The nine lawsuits were filed and settled from 2000-2006. Stamp ruled the four-year statute began when the Peirce firm began targeting CSX.

Allegations arising out of Peirce's representation of Earl Baylor were found to have been timely made. One of the lawsuits CSX tried to include in its second amended complaint was filed with the Baylor claim.

After the case returned to Stamp, CSX claim handler Greg Howard contacted Donald Wiley, who filed one of the suits CSX planned to add to the complaint. Wiley told Howard that Peirce still represented him, and the conversation ended.

Wiley reported the contact to Peirce, who asked Stamp to prohibit further contacts.

On April 6, the attorney representing the Peirce firm wrote, "To leave the clients in an uncounseled situation in which admissions related to the clients' past, present or future claims could be made would, we submit, be a dereliction of the Peirce Firm's duties and obligations to those clients."

He wrote that CSX must contact clients through the firm, rather than directly and that "improper contacts in this case were initiated as part of an investigation with the intention of using the resulting information in litigation in a way which might be detrimental to the improperly contacted person."

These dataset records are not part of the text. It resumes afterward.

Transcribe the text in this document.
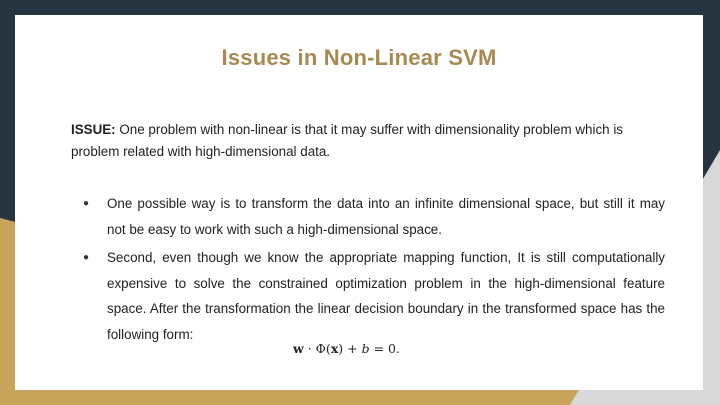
Issues in Non-Linear SVM
ISSUE: One problem with non-linear is that it may suffer with dimensionality problem which is problem related with high-dimensional data.
● One possible way is to transform the data into an infinite dimensional space, but still it may not be easy to work with such a high-dimensional space.
● Second, even though we know the appropriate mapping function, It is still computationally expensive to solve the constrained optimization problem in the high-dimensional feature space. After the transformation the linear decision boundary in the transformed space has the following form:
w · Φ(x) + b = 0.
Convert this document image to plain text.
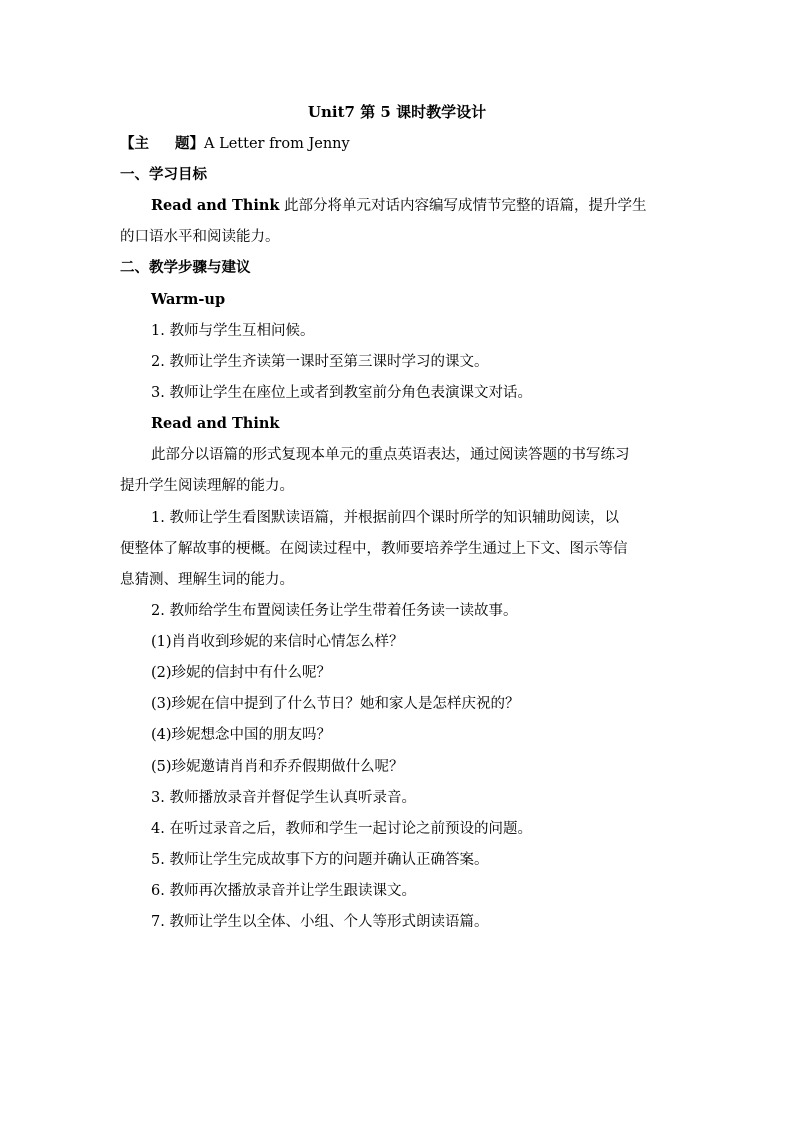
Unit7 第 5 课时教学设计
【主 题】A Letter from Jenny
一、学习目标
Read and Think 此部分将单元对话内容编写成情节完整的语篇，提升学生
的口语水平和阅读能力。
二、教学步骤与建议
Warm-up
1. 教师与学生互相问候。
2. 教师让学生齐读第一课时至第三课时学习的课文。
3. 教师让学生在座位上或者到教室前分角色表演课文对话。
Read and Think
此部分以语篇的形式复现本单元的重点英语表达，通过阅读答题的书写练习
提升学生阅读理解的能力。
1. 教师让学生看图默读语篇，并根据前四个课时所学的知识辅助阅读，以
便整体了解故事的梗概。在阅读过程中，教师要培养学生通过上下文、图示等信
息猜测、理解生词的能力。
2. 教师给学生布置阅读任务让学生带着任务读一读故事。
(1)肖肖收到珍妮的来信时心情怎么样？
(2)珍妮的信封中有什么呢？
(3)珍妮在信中提到了什么节日？她和家人是怎样庆祝的？
(4)珍妮想念中国的朋友吗？
(5)珍妮邀请肖肖和乔乔假期做什么呢？
3. 教师播放录音并督促学生认真听录音。
4. 在听过录音之后，教师和学生一起讨论之前预设的问题。
5. 教师让学生完成故事下方的问题并确认正确答案。
6. 教师再次播放录音并让学生跟读课文。
7. 教师让学生以全体、小组、个人等形式朗读语篇。
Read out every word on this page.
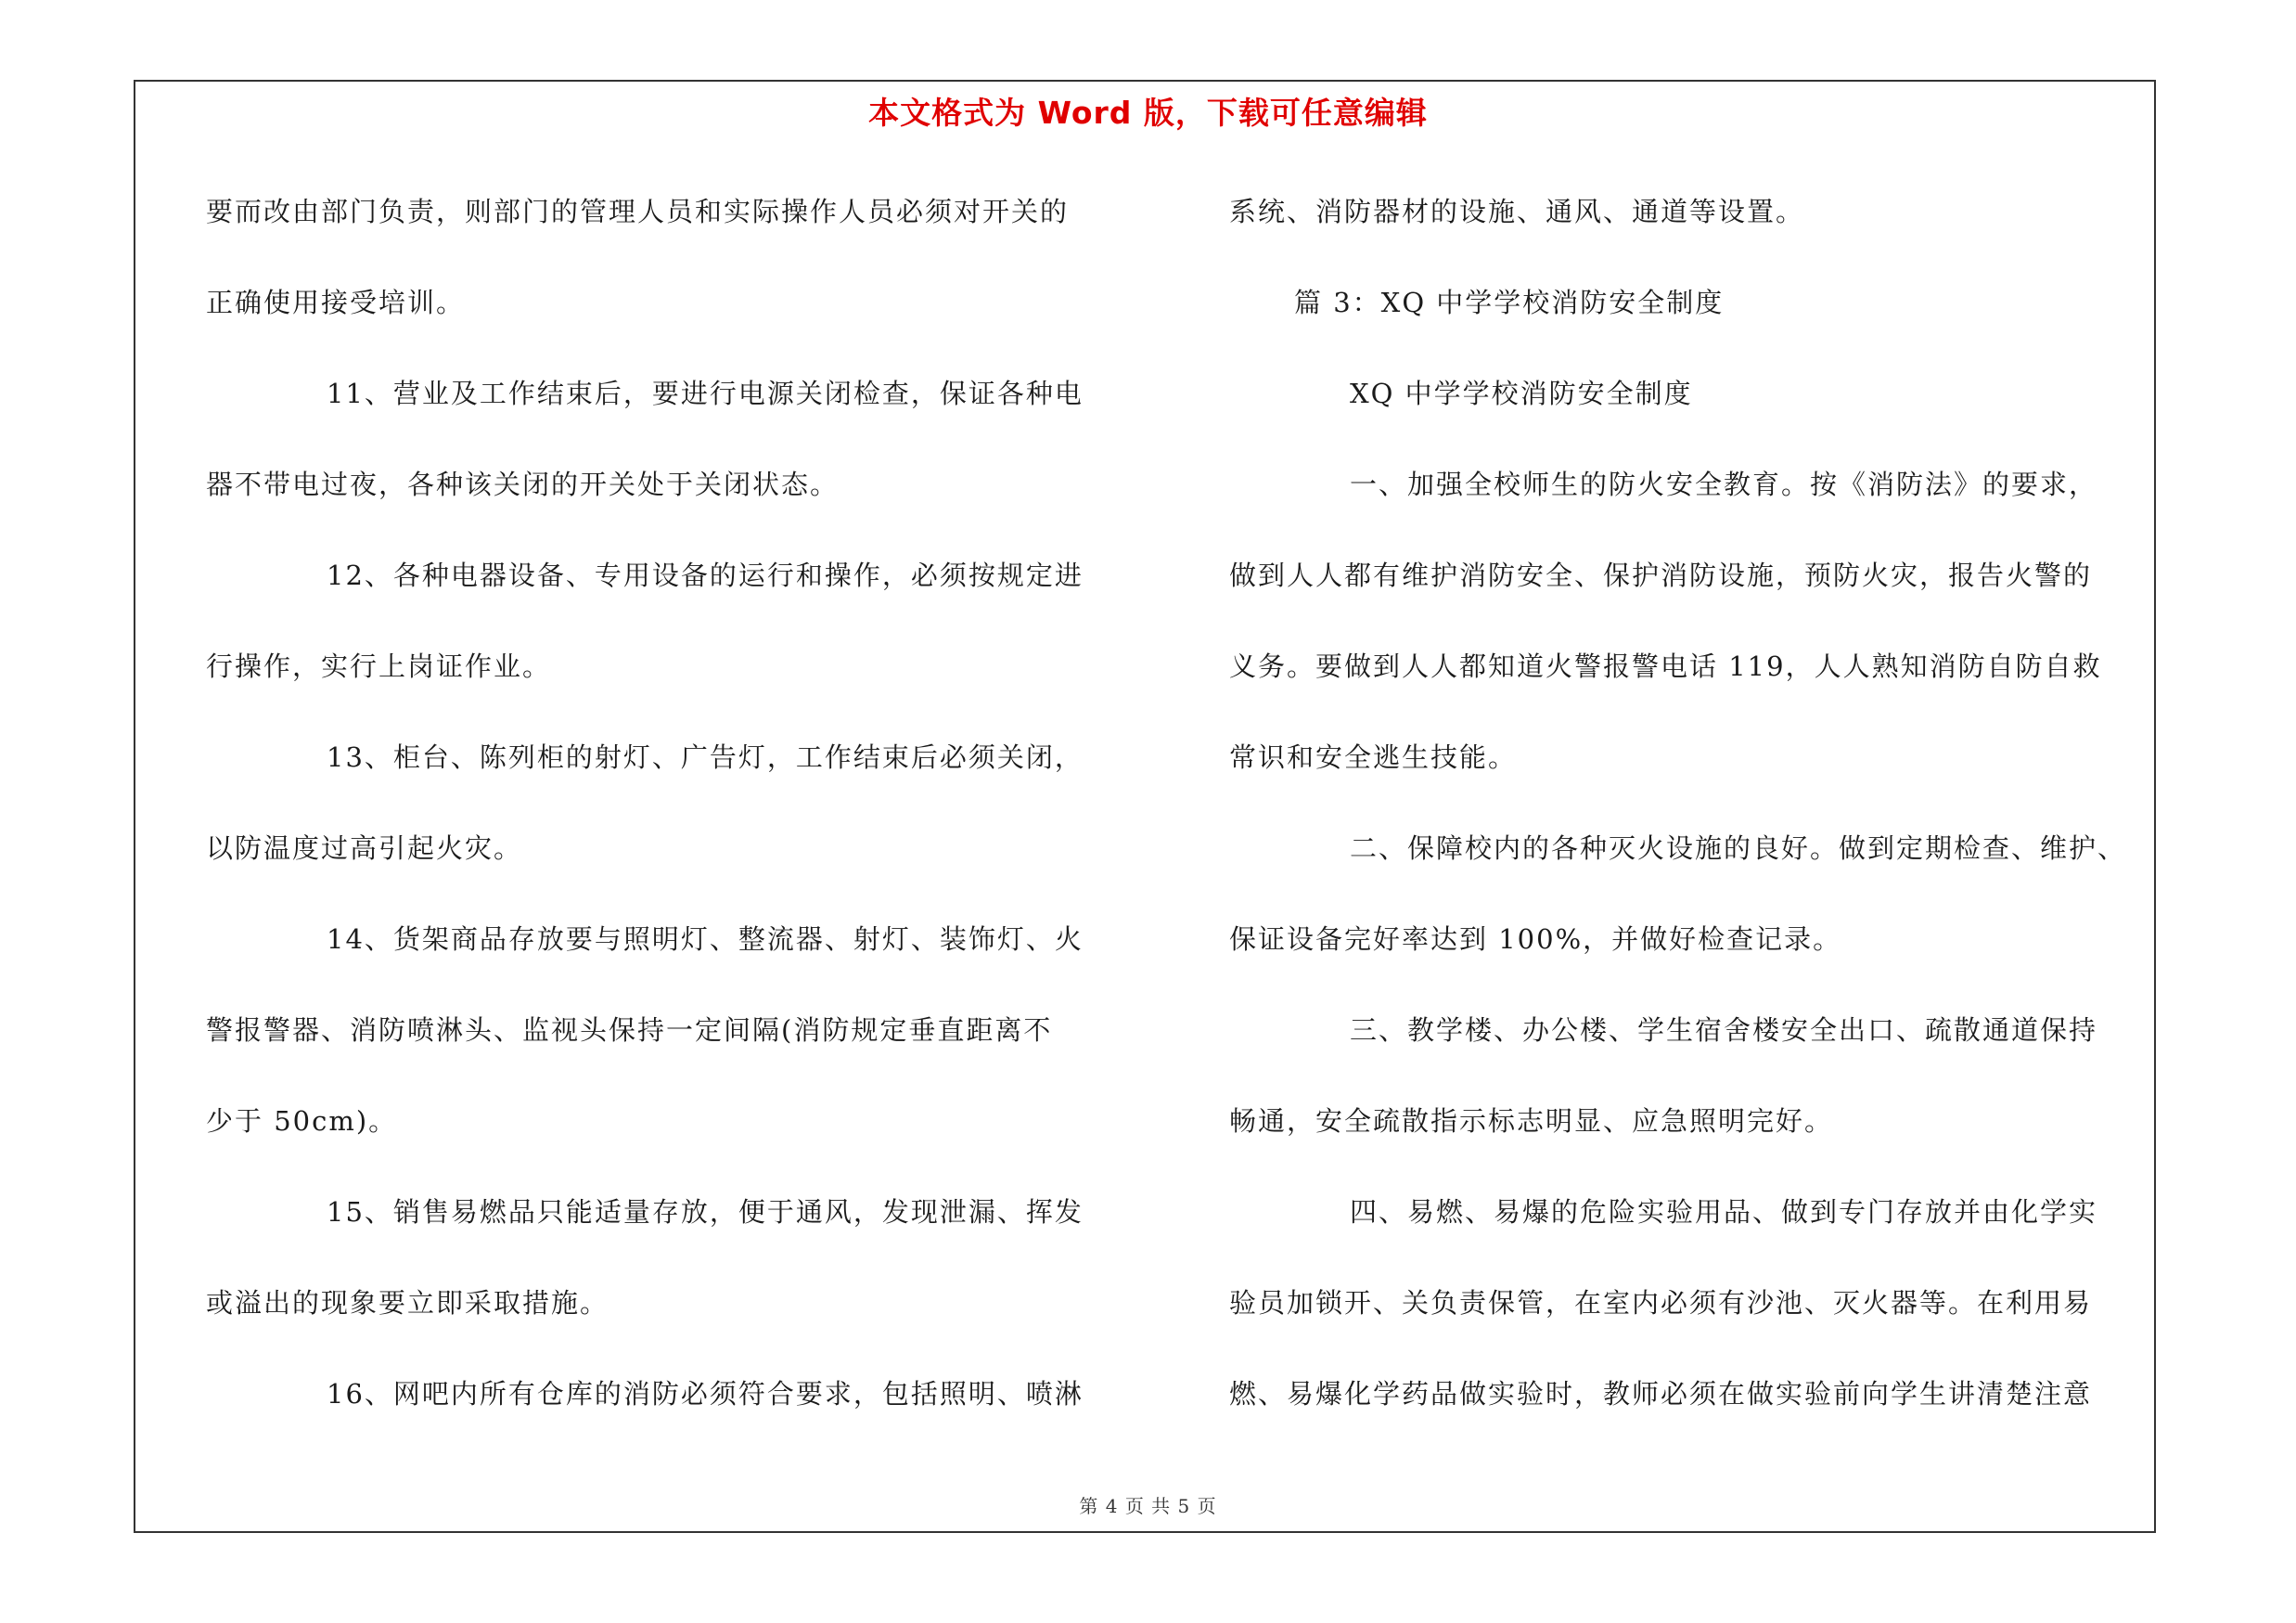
本文格式为 Word 版，下载可任意编辑
要而改由部门负责，则部门的管理人员和实际操作人员必须对开关的
正确使用接受培训。
11、营业及工作结束后，要进行电源关闭检查，保证各种电
器不带电过夜，各种该关闭的开关处于关闭状态。
12、各种电器设备、专用设备的运行和操作，必须按规定进
行操作，实行上岗证作业。
13、柜台、陈列柜的射灯、广告灯，工作结束后必须关闭，
以防温度过高引起火灾。
14、货架商品存放要与照明灯、整流器、射灯、装饰灯、火
警报警器、消防喷淋头、监视头保持一定间隔(消防规定垂直距离不
少于 50cm)。
15、销售易燃品只能适量存放，便于通风，发现泄漏、挥发
或溢出的现象要立即采取措施。
16、网吧内所有仓库的消防必须符合要求，包括照明、喷淋
系统、消防器材的设施、通风、通道等设置。
篇 3：XQ 中学学校消防安全制度
XQ 中学学校消防安全制度
一、加强全校师生的防火安全教育。按《消防法》的要求，
做到人人都有维护消防安全、保护消防设施，预防火灾，报告火警的
义务。要做到人人都知道火警报警电话 119，人人熟知消防自防自救
常识和安全逃生技能。
二、保障校内的各种灭火设施的良好。做到定期检查、维护、
保证设备完好率达到 100%，并做好检查记录。
三、教学楼、办公楼、学生宿舍楼安全出口、疏散通道保持
畅通，安全疏散指示标志明显、应急照明完好。
四、易燃、易爆的危险实验用品、做到专门存放并由化学实
验员加锁开、关负责保管，在室内必须有沙池、灭火器等。在利用易
燃、易爆化学药品做实验时，教师必须在做实验前向学生讲清楚注意
第 4 页 共 5 页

The Peirce firm's clients had signed a Power of Attorney Agreement that CSX argues does not prevent it from talking to former clients.

In July, Circuit Judge Arthur Recht ordered the dismissal of 1,400 asbestos claims. He had implemented new rules requiring plaintiffs to certify they were aware of their lawsuits, that their claims were "well-founded in fact" and that they wished to continue pursuing litigation.